The film ostensibly centers on local television reporter Adam Carlson (John Krasinski), who has been tasked with spending time in various locales around the state in order to craft colorful pieces about Alaskan life. Adam is just about to finish his stint in Barrow, which is a good thing, as material is running scarily thin (his latest piece is about the town’s sole Mexican restaurant, a spot that, bizarrely enough, becomes of the film’s primary locations). While attempting to gather more material with his best pal, Inuit tweenager Nathan (while how the odd couple became pals is never explained, their bromance is actually sort of sweet), Adam stumbles upon the biggest story of his career – a family of whales trapped in the growing ice, miles from open sea, in desperate need of some kind of rescue.

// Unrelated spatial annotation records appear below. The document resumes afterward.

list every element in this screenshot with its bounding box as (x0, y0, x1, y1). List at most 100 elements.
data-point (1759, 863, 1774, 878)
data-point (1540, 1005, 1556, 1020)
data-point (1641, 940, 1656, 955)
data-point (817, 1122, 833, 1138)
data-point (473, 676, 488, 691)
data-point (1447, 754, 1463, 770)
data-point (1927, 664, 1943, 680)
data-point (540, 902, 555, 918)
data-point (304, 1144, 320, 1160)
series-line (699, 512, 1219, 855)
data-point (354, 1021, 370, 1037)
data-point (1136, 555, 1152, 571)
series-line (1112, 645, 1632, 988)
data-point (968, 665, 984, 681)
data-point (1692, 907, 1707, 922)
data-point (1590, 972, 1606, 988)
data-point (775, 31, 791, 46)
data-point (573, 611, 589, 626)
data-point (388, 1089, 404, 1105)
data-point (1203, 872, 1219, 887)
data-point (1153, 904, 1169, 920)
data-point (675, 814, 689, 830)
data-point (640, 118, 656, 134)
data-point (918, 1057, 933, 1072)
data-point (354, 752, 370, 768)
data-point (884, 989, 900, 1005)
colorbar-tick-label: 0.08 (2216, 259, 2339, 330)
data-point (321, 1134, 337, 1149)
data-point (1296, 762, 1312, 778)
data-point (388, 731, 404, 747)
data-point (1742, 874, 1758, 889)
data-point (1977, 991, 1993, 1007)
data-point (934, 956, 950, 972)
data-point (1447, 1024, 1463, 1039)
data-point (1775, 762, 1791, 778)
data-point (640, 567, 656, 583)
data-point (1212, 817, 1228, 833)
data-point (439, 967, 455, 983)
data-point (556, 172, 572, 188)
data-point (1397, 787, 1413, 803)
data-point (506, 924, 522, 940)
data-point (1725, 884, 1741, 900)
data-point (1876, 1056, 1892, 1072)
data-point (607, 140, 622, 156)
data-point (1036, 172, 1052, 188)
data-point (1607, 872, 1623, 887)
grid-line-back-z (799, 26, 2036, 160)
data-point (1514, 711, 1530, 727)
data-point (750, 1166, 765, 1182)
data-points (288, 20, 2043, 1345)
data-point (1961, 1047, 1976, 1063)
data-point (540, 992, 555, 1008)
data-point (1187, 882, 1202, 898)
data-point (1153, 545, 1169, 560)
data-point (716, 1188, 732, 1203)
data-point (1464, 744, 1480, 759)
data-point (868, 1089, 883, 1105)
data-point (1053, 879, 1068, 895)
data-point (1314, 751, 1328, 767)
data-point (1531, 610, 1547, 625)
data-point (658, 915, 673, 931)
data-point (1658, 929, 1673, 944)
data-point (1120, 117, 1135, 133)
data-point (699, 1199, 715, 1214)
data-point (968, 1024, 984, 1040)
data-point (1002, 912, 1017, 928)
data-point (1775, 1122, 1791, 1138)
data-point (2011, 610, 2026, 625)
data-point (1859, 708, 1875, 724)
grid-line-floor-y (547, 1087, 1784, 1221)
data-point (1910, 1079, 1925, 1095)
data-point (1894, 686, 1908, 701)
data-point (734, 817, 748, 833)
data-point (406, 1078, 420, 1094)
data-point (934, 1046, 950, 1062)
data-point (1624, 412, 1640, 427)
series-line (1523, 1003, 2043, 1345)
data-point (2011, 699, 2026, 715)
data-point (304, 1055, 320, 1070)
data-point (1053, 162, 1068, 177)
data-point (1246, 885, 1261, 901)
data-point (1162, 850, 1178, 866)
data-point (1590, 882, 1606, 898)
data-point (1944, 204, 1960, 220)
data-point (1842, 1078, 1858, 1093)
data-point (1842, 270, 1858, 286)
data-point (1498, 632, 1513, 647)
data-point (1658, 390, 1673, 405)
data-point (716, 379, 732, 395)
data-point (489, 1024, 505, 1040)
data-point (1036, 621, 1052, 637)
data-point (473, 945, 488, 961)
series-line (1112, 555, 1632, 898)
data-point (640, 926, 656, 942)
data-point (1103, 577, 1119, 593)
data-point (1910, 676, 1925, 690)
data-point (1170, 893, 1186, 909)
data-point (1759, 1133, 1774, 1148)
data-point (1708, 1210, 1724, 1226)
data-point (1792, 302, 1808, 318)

Adam’s inevitable news piece on the situation steadily gathers interest across the country, and soon tiny Barrow is deluged with all manner of people looking to get in on the action (oh, and maybe to save the whales).

While that story may sound simple enough, Big Miracle is about twenty times more complicated and convoluted than it initially reads. Barrow becomes ground zero for an ungodly amount of people and interests – best exemplified by the film’s leading ladies, who show up to serve as both love interests to Adam and as representatives of diametrically opposed interests in the context of the whales. Drew Barrymore plays her usual brand of cockeyed optimist, Greenpeace zealot Rachel Kramer, who continually appears to be the one person genuinely concerned with the actual well-being of whales, while Kristen Bell‘s Jill Jerard is a big-haired television reporter from Los Angeles who just wants to land a good story.

In addition to the environmentalists and the journalists, Big Miracle is also overrun with big oil, the government at large, the local Inuit population, the military, the town’s inhabitants, and even a couple of out-of-state yokels who show up to save the day on their own terms. Despite the built-in drama of animals and peril and the dueling interests of a whole cast of nutbars, Big Miracle is virtually without conflict. Of course, there is the appearance of conflict – will big bad oilman J.W. McGraw (Ted Danson) do the right thing, will the Inuits back off from their plan to harvest the whales, will those cute little schoolchildren who are repeatedly shown watching the entire thing unfold via television ever recover from such drama? Go ahead and guess. But amidst the film’s adherence to tossing together people, places, ideas, philosophies, and plans and mistaking the whole stew for an actually well-crafted movie, Big Miracle accomplishes something wholly unexpected – it is almost unfathomably entertaining and engaging. It’s ludicrous and more than a bit strange, but it’s also very sweet, quite well-intentioned, and consistently charming. It may even be deserving of that oft-used slice of poster art: “crowd-pleasing.”

Of course, it’s also entirely possible that Big Miracle could make even less sense than it already does (which is to say, not a whole damn lot), because the film is (incredibly enough) based on a true story. Even more incredibly enough, Big Miracle actually sticks to a number of facts while telling its true story; “Operation Breakthrough” did take place in 1988, three whales were trapped in the Beaufort Sea, a barge was initially dispatched from Prudhoe Bay to break the ice, and Soviet Union icebreakers were called in to assist (in reality, two icebreakers were involved). See? There is some truth amidst the vast sea of insanity that Big Miracle swims in.

The Upside: Watchable to the point of compulsion, Big Miracle manages to hit just about every emotional trigger an audience could possibly possess without any real sense of stakes or conflict. By and large, it’s entertaining, predictable, and easy.

The Downside: Goshwhaleit, the film’s downside is pretty much exactly the same as its upside. Sheesh.

On the Side: Stick around for the credits to see proof positive that one of the film’s most hard to buy sub-plots is legitimately based on fact.